I don’t think it would be hard to implement such a function.  I’d be happy to help advise if someone wants to take it on.

Dimitrios: If we had such a function, then maybe it’d be better to use it for the pattern-matching overlap detection too?

Simon

From: ghc-devs [mailto:ghc-devs-bounces at haskell.org] On Behalf Of Conal Elliott
Sent: 20 June 2014 18:59
To: ghc-devs at haskell.org<mailto:ghc-devs at haskell.org>
Subject: Pruning GADT case alternatives with uninhabitable coercion parameters

I'm looking for tips on pruning away impossible branches in `case` expressions on GADTs, due to uninhabited coercion parameter types.

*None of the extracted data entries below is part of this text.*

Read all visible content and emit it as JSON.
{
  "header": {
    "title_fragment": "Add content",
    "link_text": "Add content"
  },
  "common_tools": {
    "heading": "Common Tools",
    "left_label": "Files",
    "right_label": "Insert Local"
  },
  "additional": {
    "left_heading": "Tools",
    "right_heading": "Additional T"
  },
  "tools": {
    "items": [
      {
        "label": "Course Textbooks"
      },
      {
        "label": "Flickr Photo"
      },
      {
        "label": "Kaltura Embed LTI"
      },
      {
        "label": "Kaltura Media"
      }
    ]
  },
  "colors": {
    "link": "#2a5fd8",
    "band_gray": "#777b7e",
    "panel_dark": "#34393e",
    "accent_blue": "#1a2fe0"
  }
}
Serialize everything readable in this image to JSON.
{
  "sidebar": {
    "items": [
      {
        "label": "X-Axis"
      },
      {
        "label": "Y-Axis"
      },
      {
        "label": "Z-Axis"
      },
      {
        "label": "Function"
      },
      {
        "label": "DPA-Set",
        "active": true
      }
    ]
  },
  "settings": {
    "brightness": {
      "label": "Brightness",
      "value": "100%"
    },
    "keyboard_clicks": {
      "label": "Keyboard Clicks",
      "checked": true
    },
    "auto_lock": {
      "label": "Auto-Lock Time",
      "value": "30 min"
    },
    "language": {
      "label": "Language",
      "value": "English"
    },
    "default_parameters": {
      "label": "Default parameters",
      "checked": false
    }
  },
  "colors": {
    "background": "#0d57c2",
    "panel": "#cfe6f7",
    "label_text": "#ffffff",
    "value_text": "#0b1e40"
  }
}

Here's a simple example (rendered by HERMIT) from a type-specializion of the Foldable instance a GADT for perfect leaf trees in which the tree depth is part of the type:

> case ds of wild (Sum Int)
>   L (~# :: S (S Z) ~N Z) a1 -> f a1
>   B n1 (~# :: S (S Z) ~N S n1) uv -> ...

Note the kind of the coercion parameter to the leaf constructor (`L`): `S (S Z) ~N Z`, i.e., 2 == 0. I think we can safely remove this branch as impossible.

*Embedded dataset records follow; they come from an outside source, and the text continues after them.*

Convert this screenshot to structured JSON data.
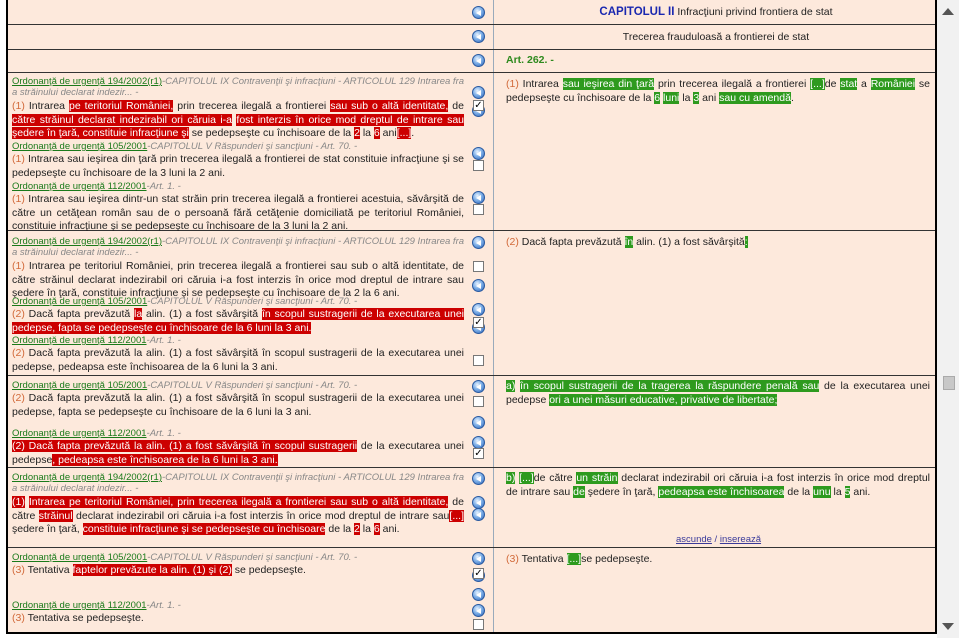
{
  "rows": [
    {
      "heading": {
        "cap": "CAPITOLUL II",
        "rest": " Infracţiuni privind frontiera de stat"
      }
    },
    {
      "heading": "Trecerea frauduloasă a frontierei de stat"
    },
    {
      "article": "Art. 262. -"
    },
    {
      "blocks": [
        {
          "link": "Ordonanţă de urgenţă 194/2002(r1)",
          "tail": "-CAPITOLUL IX Contravenţii şi infracţiuni - ARTICOLUL 129 Intrarea frauduloasă",
          "tail2": "a străinului declarat indezir... -",
          "parts": [
            {
              "t": "(1)",
              "c": "num"
            },
            {
              "t": " Intrarea "
            },
            {
              "t": "pe teritoriul României,",
              "c": "red"
            },
            {
              "t": " prin trecerea ilegală a frontierei "
            },
            {
              "t": "sau sub o altă identitate,",
              "c": "red"
            },
            {
              "t": " de "
            },
            {
              "t": "către străinul declarat indezirabil ori căruia i-a",
              "c": "red"
            },
            {
              "t": " "
            },
            {
              "t": "fost interzis în orice mod dreptul de intrare sau şedere în ţară, constituie infracţiune şi",
              "c": "red"
            },
            {
              "t": " se pedepseşte cu închisoare de la "
            },
            {
              "t": "2",
              "c": "red"
            },
            {
              "t": " la "
            },
            {
              "t": "6",
              "c": "red"
            },
            {
              "t": " ani"
            },
            {
              "t": "[...]",
              "c": "red"
            },
            {
              "t": "."
            }
          ]
        },
        {
          "link": "Ordonanţă de urgenţă 105/2001",
          "tail": "-CAPITOLUL V Răspunderi şi sancţiuni - Art. 70. -",
          "parts": [
            {
              "t": "(1)",
              "c": "num"
            },
            {
              "t": " Intrarea sau ieşirea din ţară prin trecerea ilegală a frontierei de stat constituie infracţiune şi se pedepseşte cu închisoare de la 3 luni la 2 ani."
            }
          ]
        },
        {
          "link": "Ordonanţă de urgenţă 112/2001",
          "tail": "-Art. 1. -",
          "parts": [
            {
              "t": "(1)",
              "c": "num"
            },
            {
              "t": " Intrarea sau ieşirea dintr-un stat străin prin trecerea ilegală a frontierei acestuia, săvârşită de către un cetăţean român sau de o persoană fără cetăţenie domiciliată pe teritoriul României, constituie infracţiune şi se pedepseşte cu închisoare de la 3 luni la 2 ani."
            }
          ]
        }
      ],
      "right": [
        {
          "t": "(1)",
          "c": "num"
        },
        {
          "t": " Intrarea "
        },
        {
          "t": "sau ieşirea din ţară",
          "c": "grn"
        },
        {
          "t": " prin trecerea ilegală a frontierei "
        },
        {
          "t": "[...]",
          "c": "grn"
        },
        {
          "t": "de "
        },
        {
          "t": "stat",
          "c": "grn"
        },
        {
          "t": " a "
        },
        {
          "t": "României",
          "c": "grn"
        },
        {
          "t": " se pedepseşte cu închisoare de la "
        },
        {
          "t": "6",
          "c": "grn"
        },
        {
          "t": " "
        },
        {
          "t": "luni",
          "c": "grn"
        },
        {
          "t": " la "
        },
        {
          "t": "3",
          "c": "grn"
        },
        {
          "t": " ani "
        },
        {
          "t": "sau cu amendă",
          "c": "grn"
        },
        {
          "t": "."
        }
      ]
    },
    {
      "blocks": [
        {
          "link": "Ordonanţă de urgenţă 194/2002(r1)",
          "tail": "-CAPITOLUL IX Contravenţii şi infracţiuni - ARTICOLUL 129 Intrarea frauduloasă",
          "tail2": "a străinului declarat indezir... -",
          "parts": [
            {
              "t": "(1)",
              "c": "num"
            },
            {
              "t": " Intrarea pe teritoriul României, prin trecerea ilegală a frontierei sau sub o altă identitate, de către străinul declarat indezirabil ori căruia i-a fost interzis în orice mod dreptul de intrare sau şedere în ţară, constituie infracţiune şi se pedepseşte cu închisoare de la 2 la 6 ani."
            }
          ]
        },
        {
          "link": "Ordonanţă de urgenţă 105/2001",
          "tail": "-CAPITOLUL V Răspunderi şi sancţiuni - Art. 70. -",
          "parts": [
            {
              "t": "(2)",
              "c": "num"
            },
            {
              "t": " Dacă fapta prevăzută "
            },
            {
              "t": "la",
              "c": "red"
            },
            {
              "t": " alin. (1) a fost săvârşită "
            },
            {
              "t": "în scopul sustragerii de la executarea unei pedepse, fapta se pedepseşte cu închisoare de la 6 luni la 3 ani.",
              "c": "red"
            }
          ]
        },
        {
          "link": "Ordonanţă de urgenţă 112/2001",
          "tail": "-Art. 1. -",
          "parts": [
            {
              "t": "(2)",
              "c": "num"
            },
            {
              "t": " Dacă fapta prevăzută la alin. (1) a fost săvârşită în scopul sustragerii de la executarea unei pedepse, pedeapsa este închisoarea de la 6 luni la 3 ani."
            }
          ]
        }
      ],
      "right": [
        {
          "t": "(2)",
          "c": "num"
        },
        {
          "t": " Dacă fapta prevăzută "
        },
        {
          "t": "în",
          "c": "grn"
        },
        {
          "t": " alin. (1) a fost săvârşită"
        },
        {
          "t": ":",
          "c": "grn"
        }
      ]
    },
    {
      "blocks": [
        {
          "link": "Ordonanţă de urgenţă 105/2001",
          "tail": "-CAPITOLUL V Răspunderi şi sancţiuni - Art. 70. -",
          "parts": [
            {
              "t": "(2)",
              "c": "num"
            },
            {
              "t": " Dacă fapta prevăzută la alin. (1) a fost săvârşită în scopul sustragerii de la executarea unei pedepse, fapta se pedepseşte cu închisoare de la 6 luni la 3 ani."
            }
          ]
        },
        {
          "link": "Ordonanţă de urgenţă 112/2001",
          "tail": "-Art. 1. -",
          "parts": [
            {
              "t": "(2)",
              "c": "red"
            },
            {
              "t": " Dacă fapta prevăzută la alin. (1) a fost săvârşită în scopul sustragerii",
              "c": "red"
            },
            {
              "t": " de la executarea unei pedepse"
            },
            {
              "t": ", pedeapsa este închisoarea de la 6 luni la 3 ani.",
              "c": "red"
            }
          ]
        }
      ],
      "right": [
        {
          "t": "a)",
          "c": "grn"
        },
        {
          "t": " "
        },
        {
          "t": "în scopul sustragerii de la tragerea la răspundere penală sau",
          "c": "grn"
        },
        {
          "t": " de la executarea unei pedepse "
        },
        {
          "t": "ori a unei măsuri educative, privative de libertate;",
          "c": "grn"
        }
      ]
    },
    {
      "blocks": [
        {
          "link": "Ordonanţă de urgenţă 194/2002(r1)",
          "tail": "-CAPITOLUL IX Contravenţii şi infracţiuni - ARTICOLUL 129 Intrarea frauduloasă",
          "tail2": "a străinului declarat indezir... -",
          "parts": [
            {
              "t": "(1)",
              "c": "red"
            },
            {
              "t": " "
            },
            {
              "t": "Intrarea pe teritoriul României, prin trecerea ilegală a frontierei sau sub o altă identitate,",
              "c": "red"
            },
            {
              "t": " de către "
            },
            {
              "t": "străinul",
              "c": "red"
            },
            {
              "t": " declarat indezirabil ori căruia i-a fost interzis în orice mod dreptul de intrare sau"
            },
            {
              "t": "[...]",
              "c": "red"
            },
            {
              "t": " şedere în ţară, "
            },
            {
              "t": "constituie infracţiune şi se pedepseşte cu închisoare",
              "c": "red"
            },
            {
              "t": " de la "
            },
            {
              "t": "2",
              "c": "red"
            },
            {
              "t": " la "
            },
            {
              "t": "6",
              "c": "red"
            },
            {
              "t": " ani."
            }
          ]
        }
      ],
      "right": [
        {
          "t": "b)",
          "c": "grn"
        },
        {
          "t": " "
        },
        {
          "t": "[...]",
          "c": "grn"
        },
        {
          "t": "de către "
        },
        {
          "t": "un străin",
          "c": "grn"
        },
        {
          "t": " declarat indezirabil ori căruia i-a fost interzis în orice mod dreptul de intrare sau "
        },
        {
          "t": "de",
          "c": "grn"
        },
        {
          "t": " şedere în ţară, "
        },
        {
          "t": "pedeapsa este închisoarea",
          "c": "grn"
        },
        {
          "t": " de la "
        },
        {
          "t": "unu",
          "c": "grn"
        },
        {
          "t": " la "
        },
        {
          "t": "5",
          "c": "grn"
        },
        {
          "t": " ani."
        }
      ],
      "links": {
        "a": "ascunde",
        "sep": " / ",
        "b": "inserează"
      }
    },
    {
      "blocks": [
        {
          "link": "Ordonanţă de urgenţă 105/2001",
          "tail": "-CAPITOLUL V Răspunderi şi sancţiuni - Art. 70. -",
          "parts": [
            {
              "t": "(3)",
              "c": "num"
            },
            {
              "t": " Tentativa "
            },
            {
              "t": "faptelor prevăzute la alin. (1) şi (2)",
              "c": "red"
            },
            {
              "t": " se pedepseşte."
            }
          ]
        },
        {
          "link": "Ordonanţă de urgenţă 112/2001",
          "tail": "-Art. 1. -",
          "parts": [
            {
              "t": "(3)",
              "c": "num"
            },
            {
              "t": " Tentativa se pedepseşte."
            }
          ]
        }
      ],
      "right": [
        {
          "t": "(3)",
          "c": "num"
        },
        {
          "t": " Tentativa "
        },
        {
          "t": "[...]",
          "c": "grn"
        },
        {
          "t": "se pedepseşte."
        }
      ]
    }
  ],
  "checkboxes": [
    true,
    false,
    false,
    false,
    true,
    false,
    false,
    true,
    false,
    true,
    false
  ]
}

The reasoning gets subtler, however.
After inlining and simplifying in the second (`B`) alternative, the following turns up:

>     case ds0 of wild0 (Sum Int)
>       L (~# :: n1 ~N Z) a1 -> f0 a1
>       B n2 (~# :: n1 ~N S n2) uv0 -> ...

Now I want to remove the first `L` alternative with `n1 ~ Z`, given that the kind `S (S Z) ~N S n1` is inhabited (since we're in the first `B` alternative), so that `n1 ~ S Z`. With more inlining, more such equalities pile up. Soon we get to an impossible `B` alternative, whose removal would then eliminate the rest of the recursive unfolding.

My questions:

*   Does this sort of transformation already live in GHC somewhere, and if so, where?
*   Are there gotchas / sources of unsoundness in the transformation I'm suggesting?
*   Is anyone else already working on this sort of transformation?